Colorado also protects the integrity of its voter database by requiring live person approval for changes and two-factor authentication for access.  We also work regularly with the Department of Homeland Security to ensure best practices for the security of our databases.

Voter-verifiable paper ballots:  In 2015, Colorado went through an exhaustive process to select the best voting system for our citizens, obtaining input from election workers, voters and individuals with disabilities.  The system we adopted provided for paper ballots for every voter — even those who use an assistive device.  And every voter has the opportunity to verify their actual ballot to ensure their choices were accurately recorded.  We then worked with clerks and commissioners across the state to fund the new system.  So while other states struggle, Colorado has already adopted these protections.

Secure ballot return:  When I was running for secretary of state in 2014, the Democratic primary for sheriff in Conejos County was decided by just a few votes.  Ballots arrived after the deadline from the Postal Service and were not able to be counted.  To minimize that risk, I established a grant program that helped every county obtain funding for secure 24/7 drop boxes.  These secure drop-off sites also help address the geographic disparity resulting from faster postal deliveries in urban areas.

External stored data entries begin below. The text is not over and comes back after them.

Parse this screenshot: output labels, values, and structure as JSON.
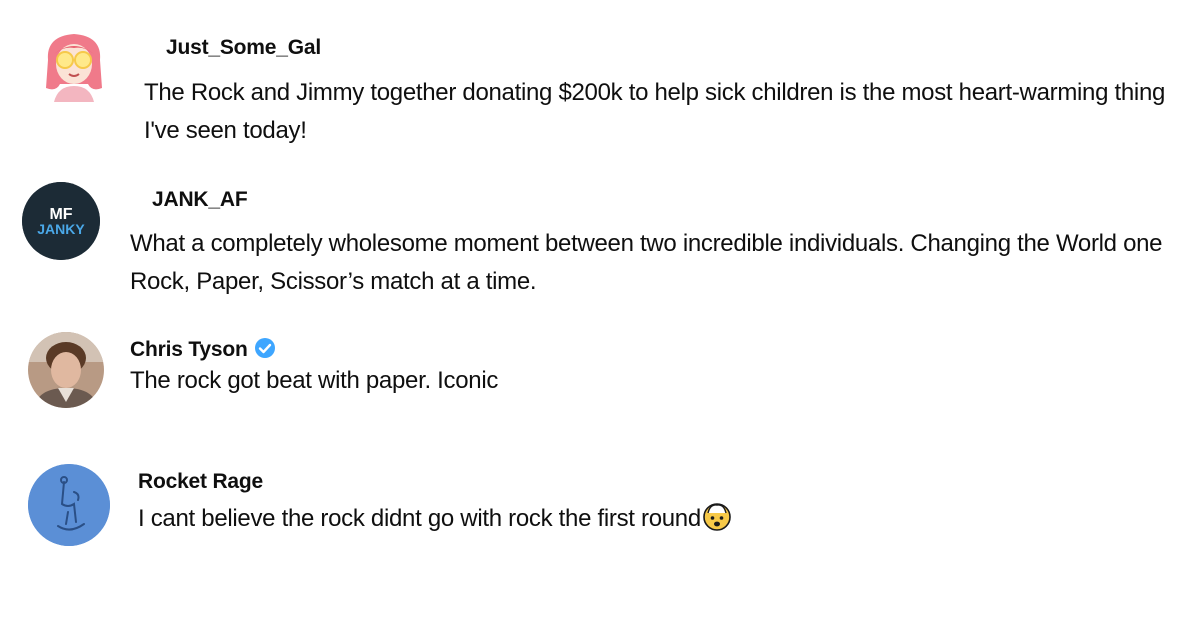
{
  "comments": [
    {
      "username": "Just_Some_Gal",
      "avatar": "cartoon-girl-with-glasses",
      "text": "The Rock and Jimmy together donating $200k to help sick children is the most heart-warming thing I've seen today!",
      "verified": false
    },
    {
      "username": "JANK_AF",
      "avatar": "mf-janky-logo",
      "avatar_text_line1": "MF",
      "avatar_text_line2": "JANKY",
      "text": "What a completely wholesome moment between two incredible individuals. Changing the World one Rock, Paper, Scissor’s match at a time.",
      "verified": false
    },
    {
      "username": "Chris Tyson",
      "avatar": "profile-photo",
      "text": "The rock got beat with paper. Iconic",
      "verified": true
    },
    {
      "username": "Rocket Rage",
      "avatar": "blue-sketch-avatar",
      "text": "I cant believe the rock didnt go with rock the first round",
      "emoji": "exploding-head-emoji",
      "verified": false
    }
  ],
  "colors": {
    "verified_badge": "#3ea6ff",
    "text": "#0f0f0f",
    "jank_avatar_bg": "#1c2b36",
    "rocket_avatar_bg": "#5b8fd6"
  }
}
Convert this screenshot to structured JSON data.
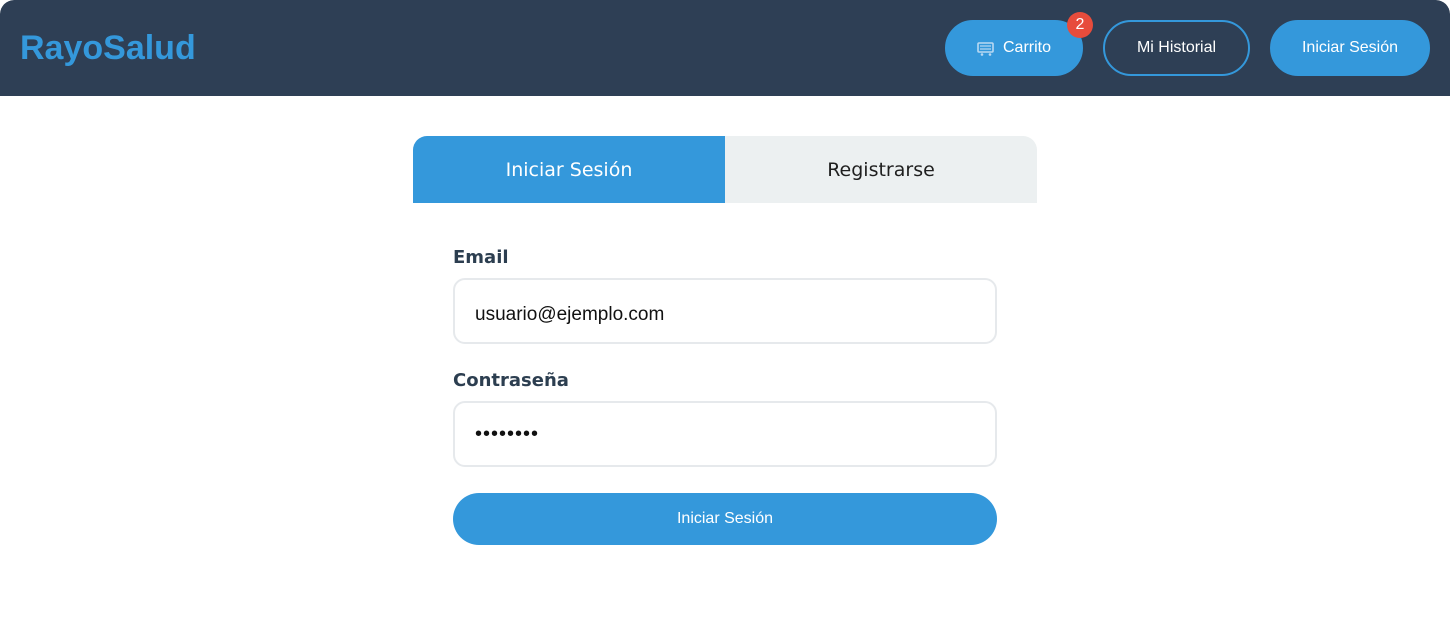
{
  "app": {
    "logo": "RayoSalud"
  },
  "header": {
    "cart_label": "Carrito",
    "cart_icon": "shopping-cart-icon",
    "cart_badge_count": "2",
    "history_label": "Mi Historial",
    "login_label": "Iniciar Sesión"
  },
  "tabs": [
    {
      "label": "Iniciar Sesión",
      "active": true
    },
    {
      "label": "Registrarse",
      "active": false
    }
  ],
  "form": {
    "email_label": "Email",
    "email_value": "usuario@ejemplo.com",
    "password_label": "Contraseña",
    "password_value": "••••••••",
    "submit_label": "Iniciar Sesión"
  },
  "colors": {
    "header_bg": "#2e3f55",
    "accent": "#3498db",
    "badge": "#e74c3c",
    "tab_inactive_bg": "#ecf0f1",
    "label_text": "#2c3e50"
  }
}
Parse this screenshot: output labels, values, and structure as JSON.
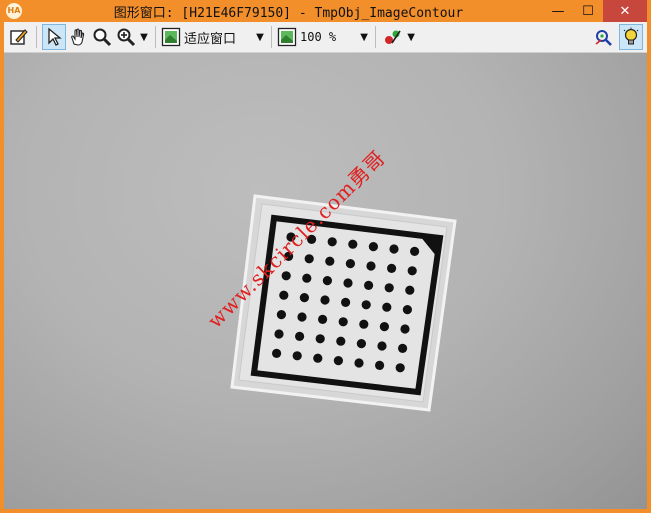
{
  "window": {
    "badge": "HA",
    "title": "图形窗口: [H21E46F79150] - TmpObj_ImageContour",
    "minimize": "—",
    "maximize": "☐",
    "close": "✕"
  },
  "toolbar": {
    "fit_label": "适应窗口",
    "zoom_value": "100 %",
    "dropdown_glyph": "▼"
  },
  "image": {
    "watermark": "www.skcircle.com勇哥",
    "grid": {
      "rows": 7,
      "cols": 7
    }
  },
  "colors": {
    "title_bar": "#f28f2b",
    "close_button": "#c7473d",
    "toolbar": "#f0f0f0",
    "watermark": "#e02020"
  }
}
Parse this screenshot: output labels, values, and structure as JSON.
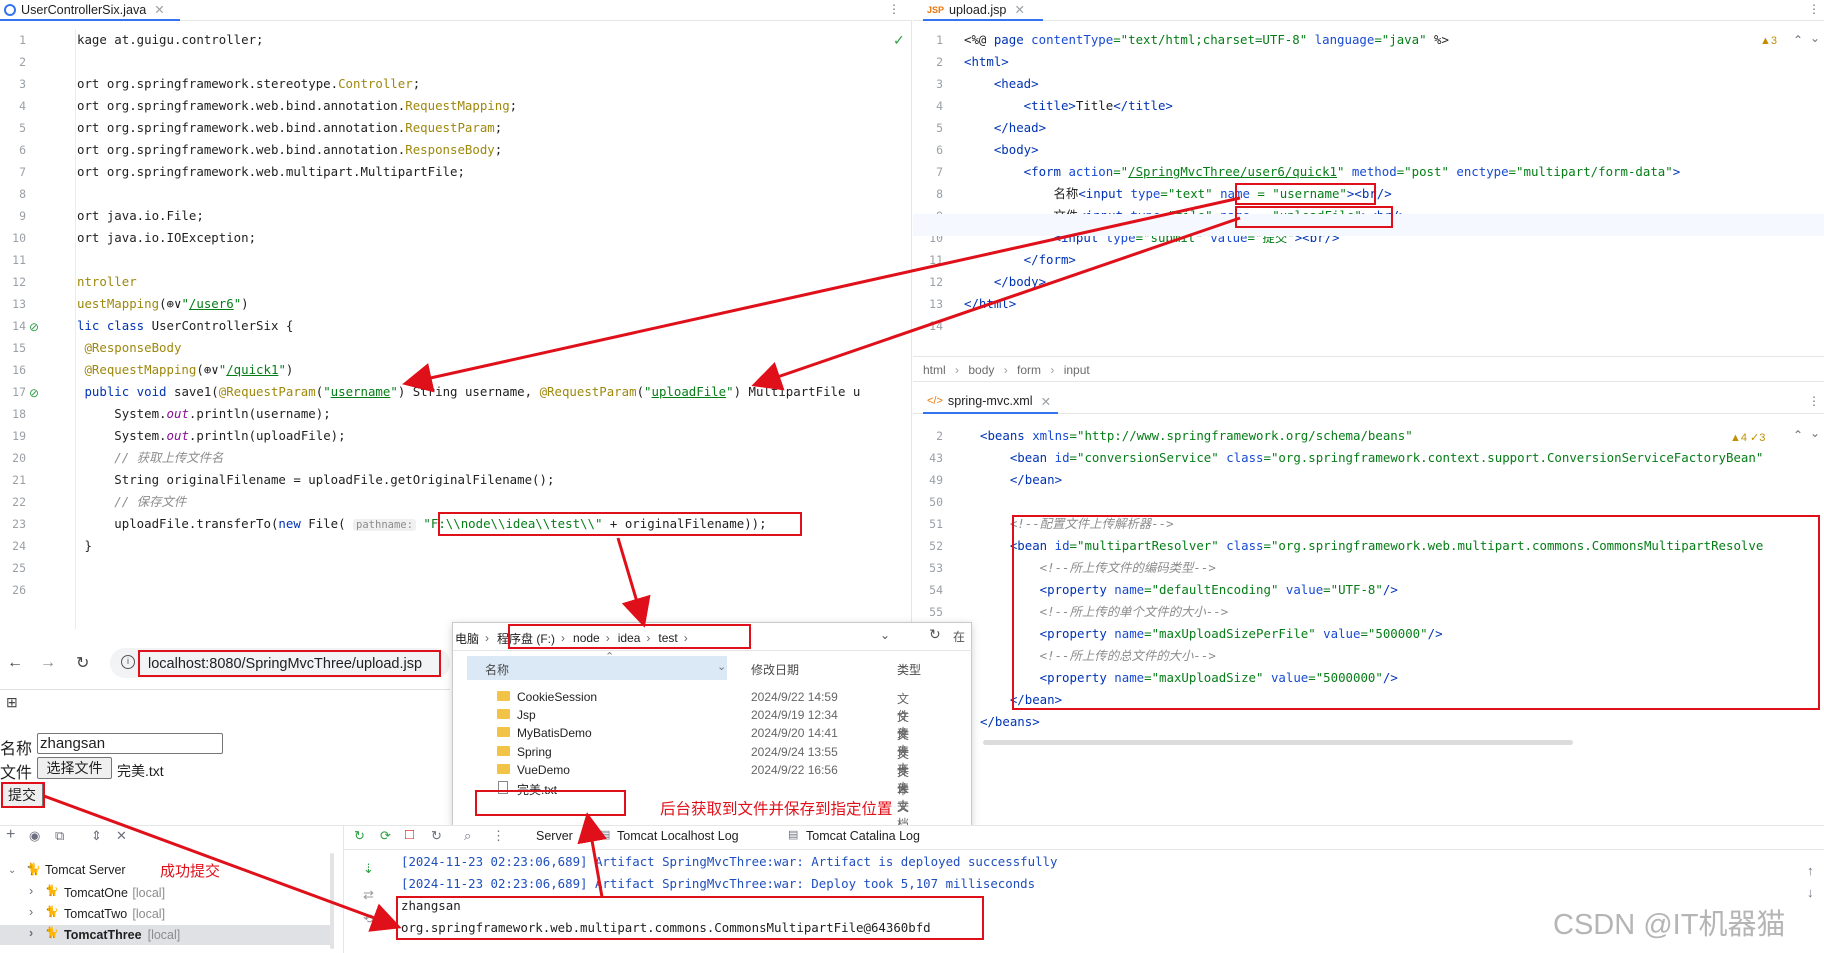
{
  "left_editor": {
    "tab_title": "UserControllerSix.java",
    "lines": [
      [
        "1",
        "<span>kage at.guigu.controller;</span>"
      ],
      [
        "2",
        ""
      ],
      [
        "3",
        "<span>ort org.springframework.stereotype.</span><span class=\"ann\">Controller</span><span>;</span>"
      ],
      [
        "4",
        "<span>ort org.springframework.web.bind.annotation.</span><span class=\"ann\">RequestMapping</span><span>;</span>"
      ],
      [
        "5",
        "<span>ort org.springframework.web.bind.annotation.</span><span class=\"ann\">RequestParam</span><span>;</span>"
      ],
      [
        "6",
        "<span>ort org.springframework.web.bind.annotation.</span><span class=\"ann\">ResponseBody</span><span>;</span>"
      ],
      [
        "7",
        "<span>ort org.springframework.web.multipart.MultipartFile;</span>"
      ],
      [
        "8",
        ""
      ],
      [
        "9",
        "<span>ort java.io.File;</span>"
      ],
      [
        "10",
        "<span>ort java.io.IOException;</span>"
      ],
      [
        "11",
        ""
      ],
      [
        "12",
        "<span class=\"ann\">ntroller</span>"
      ],
      [
        "13",
        "<span class=\"ann\">uestMapping</span><span>(⊕∨</span><span class=\"str\">\"<u>/user6</u>\"</span><span>)</span>"
      ],
      [
        "14",
        "<span class=\"kw\">lic class </span><span>UserControllerSix {</span>"
      ],
      [
        "15",
        "<span class=\"ann\"> @ResponseBody</span>"
      ],
      [
        "16",
        "<span class=\"ann\"> @RequestMapping</span><span>(⊕∨</span><span class=\"str\">\"<u>/quick1</u>\"</span><span>)</span>"
      ],
      [
        "17",
        "<span class=\"kw\"> public void </span><span>save1(</span><span class=\"ann\">@RequestParam</span><span>(</span><span class=\"str\">\"<u>username</u>\"</span><span>) String username, </span><span class=\"ann\">@RequestParam</span><span>(</span><span class=\"str\">\"<u>uploadFile</u>\"</span><span>) MultipartFile u</span>"
      ],
      [
        "18",
        "<span>     System.</span><span class=\"fld\">out</span><span>.println(username);</span>"
      ],
      [
        "19",
        "<span>     System.</span><span class=\"fld\">out</span><span>.println(uploadFile);</span>"
      ],
      [
        "20",
        "<span class=\"cmt\">     // 获取上传文件名</span>"
      ],
      [
        "21",
        "<span>     String originalFilename = uploadFile.getOriginalFilename();</span>"
      ],
      [
        "22",
        "<span class=\"cmt\">     // 保存文件</span>"
      ],
      [
        "23",
        "<span>     uploadFile.transferTo(</span><span class=\"kw\">new </span><span>File( </span><span class=\"hint\">pathname:</span><span> </span><span class=\"str\">\"F:\\\\node\\\\idea\\\\test\\\\\"</span><span> + originalFilename));</span>"
      ],
      [
        "24",
        "<span> }</span>"
      ],
      [
        "25",
        ""
      ],
      [
        "26",
        ""
      ]
    ]
  },
  "right_top_editor": {
    "tab_title": "upload.jsp",
    "warnings": "▲3",
    "lines": [
      [
        "1",
        "<span>&lt;%@ </span><span class=\"tag\">page </span><span class=\"attr\">contentType</span><span class=\"str\">=\"text/html;charset=UTF-8\"</span><span class=\"attr\"> language</span><span class=\"str\">=\"java\"</span><span> %&gt;</span>"
      ],
      [
        "2",
        "<span class=\"tag\">&lt;html&gt;</span>"
      ],
      [
        "3",
        "<span class=\"tag\">    &lt;head&gt;</span>"
      ],
      [
        "4",
        "<span class=\"tag\">        &lt;title&gt;</span><span>Title</span><span class=\"tag\">&lt;/title&gt;</span>"
      ],
      [
        "5",
        "<span class=\"tag\">    &lt;/head&gt;</span>"
      ],
      [
        "6",
        "<span class=\"tag\">    &lt;body&gt;</span>"
      ],
      [
        "7",
        "<span class=\"tag\">        &lt;form </span><span class=\"attr\">action</span><span class=\"str\">=\"<u>/SpringMvcThree/user6/quick1</u>\"</span><span class=\"attr\"> method</span><span class=\"str\">=\"post\"</span><span class=\"attr\"> enctype</span><span class=\"str\">=\"multipart/form-data\"</span><span class=\"tag\">&gt;</span>"
      ],
      [
        "8",
        "<span>            名称</span><span class=\"tag\">&lt;input </span><span class=\"attr\">type</span><span class=\"str\">=\"text\" </span><span class=\"attr\">name </span><span class=\"str\">= \"username\"</span><span class=\"tag\">&gt;&lt;br/&gt;</span>"
      ],
      [
        "9",
        "<span>            文件</span><span class=\"tag\">&lt;input </span><span class=\"attr\">type</span><span class=\"str\">=\"file\" </span><span class=\"attr\">name </span><span class=\"str\">= \"uploadFile\"</span><span class=\"tag\">&gt;&lt;br/&gt;</span>"
      ],
      [
        "10",
        "<span class=\"tag\">            &lt;input </span><span class=\"attr\">type</span><span class=\"str\">=\"submit\" </span><span class=\"attr\">value</span><span class=\"str\">=\"提交\"</span><span class=\"tag\">&gt;&lt;br/&gt;</span>"
      ],
      [
        "11",
        "<span class=\"tag\">        &lt;/form&gt;</span>"
      ],
      [
        "12",
        "<span class=\"tag\">    &lt;/body&gt;</span>"
      ],
      [
        "13",
        "<span class=\"tag\">&lt;/html&gt;</span>"
      ],
      [
        "14",
        ""
      ]
    ],
    "breadcrumb": [
      "html",
      "body",
      "form",
      "input"
    ]
  },
  "right_bottom_editor": {
    "tab_title": "spring-mvc.xml",
    "warnings": "▲4 ✓3",
    "lines": [
      [
        "2",
        "<span class=\"tag\">&lt;beans </span><span class=\"attr\">xmlns</span><span class=\"str\">=\"http://www.springframework.org/schema/beans\"</span>"
      ],
      [
        "43",
        "<span class=\"tag\">    &lt;bean </span><span class=\"attr\">id</span><span class=\"str\">=\"conversionService\"</span><span class=\"attr\"> class</span><span class=\"str\">=\"org.springframework.context.support.ConversionServiceFactoryBean\"</span>"
      ],
      [
        "49",
        "<span class=\"tag\">    &lt;/bean&gt;</span>"
      ],
      [
        "50",
        ""
      ],
      [
        "51",
        "<span class=\"cmt\">    &lt;!--配置文件上传解析器--&gt;</span>"
      ],
      [
        "52",
        "<span class=\"tag\">    &lt;bean </span><span class=\"attr\">id</span><span class=\"str\">=\"multipartResolver\"</span><span class=\"attr\"> class</span><span class=\"str\">=\"org.springframework.web.multipart.commons.CommonsMultipartResolve</span>"
      ],
      [
        "53",
        "<span class=\"cmt\">        &lt;!--所上传文件的编码类型--&gt;</span>"
      ],
      [
        "54",
        "<span class=\"tag\">        &lt;property </span><span class=\"attr\">name</span><span class=\"str\">=\"defaultEncoding\"</span><span class=\"attr\"> value</span><span class=\"str\">=\"UTF-8\"</span><span class=\"tag\">/&gt;</span>"
      ],
      [
        "55",
        "<span class=\"cmt\">        &lt;!--所上传的单个文件的大小--&gt;</span>"
      ],
      [
        "56",
        "<span class=\"tag\">        &lt;property </span><span class=\"attr\">name</span><span class=\"str\">=\"maxUploadSizePerFile\"</span><span class=\"attr\"> value</span><span class=\"str\">=\"500000\"</span><span class=\"tag\">/&gt;</span>"
      ],
      [
        "57",
        "<span class=\"cmt\">        &lt;!--所上传的总文件的大小--&gt;</span>"
      ],
      [
        "58",
        "<span class=\"tag\">        &lt;property </span><span class=\"attr\">name</span><span class=\"str\">=\"maxUploadSize\"</span><span class=\"attr\"> value</span><span class=\"str\">=\"5000000\"</span><span class=\"tag\">/&gt;</span>"
      ],
      [
        "59",
        "<span class=\"tag\">    &lt;/bean&gt;</span>"
      ],
      [
        "60",
        "<span class=\"tag\">&lt;/beans&gt;</span>"
      ]
    ]
  },
  "browser": {
    "url": "localhost:8080/SpringMvcThree/upload.jsp",
    "name_label": "名称",
    "name_value": "zhangsan",
    "file_label": "文件",
    "choose_file_button": "选择文件",
    "chosen_file": "完美.txt",
    "submit_button": "提交"
  },
  "file_explorer": {
    "path": [
      "电脑",
      "程序盘 (F:)",
      "node",
      "idea",
      "test"
    ],
    "columns": [
      "名称",
      "修改日期",
      "类型"
    ],
    "rows": [
      {
        "name": "CookieSession",
        "date": "2024/9/22 14:59",
        "type": "文件夹"
      },
      {
        "name": "Jsp",
        "date": "2024/9/19 12:34",
        "type": "文件夹"
      },
      {
        "name": "MyBatisDemo",
        "date": "2024/9/20 14:41",
        "type": "文件夹"
      },
      {
        "name": "Spring",
        "date": "2024/9/24 13:55",
        "type": "文件夹"
      },
      {
        "name": "VueDemo",
        "date": "2024/9/22 16:56",
        "type": "文件夹"
      },
      {
        "name": "完美.txt",
        "date": "",
        "type": "本文档"
      }
    ]
  },
  "services": {
    "server_root": "Tomcat Server",
    "servers": [
      {
        "name": "TomcatOne",
        "tag": "[local]"
      },
      {
        "name": "TomcatTwo",
        "tag": "[local]"
      },
      {
        "name": "TomcatThree",
        "tag": "[local]"
      }
    ],
    "tabs": [
      "Server",
      "Tomcat Localhost Log",
      "Tomcat Catalina Log"
    ],
    "console": [
      "[2024-11-23 02:23:06,689] Artifact SpringMvcThree:war: Artifact is deployed successfully",
      "[2024-11-23 02:23:06,689] Artifact SpringMvcThree:war: Deploy took 5,107 milliseconds",
      "zhangsan",
      "org.springframework.web.multipart.commons.CommonsMultipartFile@64360bfd"
    ]
  },
  "annotations": {
    "saved_note": "后台获取到文件并保存到指定位置",
    "submit_note": "成功提交"
  },
  "watermark": "CSDN @IT机器猫"
}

Drop-off locations open around the clock also ensure voters don’t have to rely on ballot harvesters who come to your door and who may or may not actually return your ballot.  Colorado also limits these harvesters to receiving no more than 10 ballots in an election.

Signature verification:  How do we assure the ballots are actually from the individual voter and not turned in by someone who just found a bunch in the dumpster?  We check the signature on every single ballot envelope to ensure it matches the signature on file — and we update that file every election cycle.  Voters are notified and given the opportunity to cure if it doesn’t match.  Signature verification is crucial — every year, we prevent thousands of non-matching signatures from being counted, and we refer these to the district attorneys for prosecution.

Procedural protections:  Colorado’s clerks are directly accountable to the voters, and every major election function — from picking up ballots to making the final call on whether a signature matches — is made by a bipartisan pair of election judges.  So whether the clerk is a Democrat or a Republican, the judges making the calls will be from both parties.

Audited results: Three years ago we instituted the nation’s first risk-limiting audit — an audit where bipartisan judge teams compare the reported results with the actual ballots.  This ensures that no one in Moscow, Beijing or anywhere else altered our election results.

So, when you receive your mail ballot this week, know that Colorado’s election officials take the process seriously and that your vote will be counted accurately.  Vote, and make your voice heard.

Wayne Williams, a Colorado Springs Republican and member of the Colorado Springs City Council, served as Colorado secretary of state 2015-2019.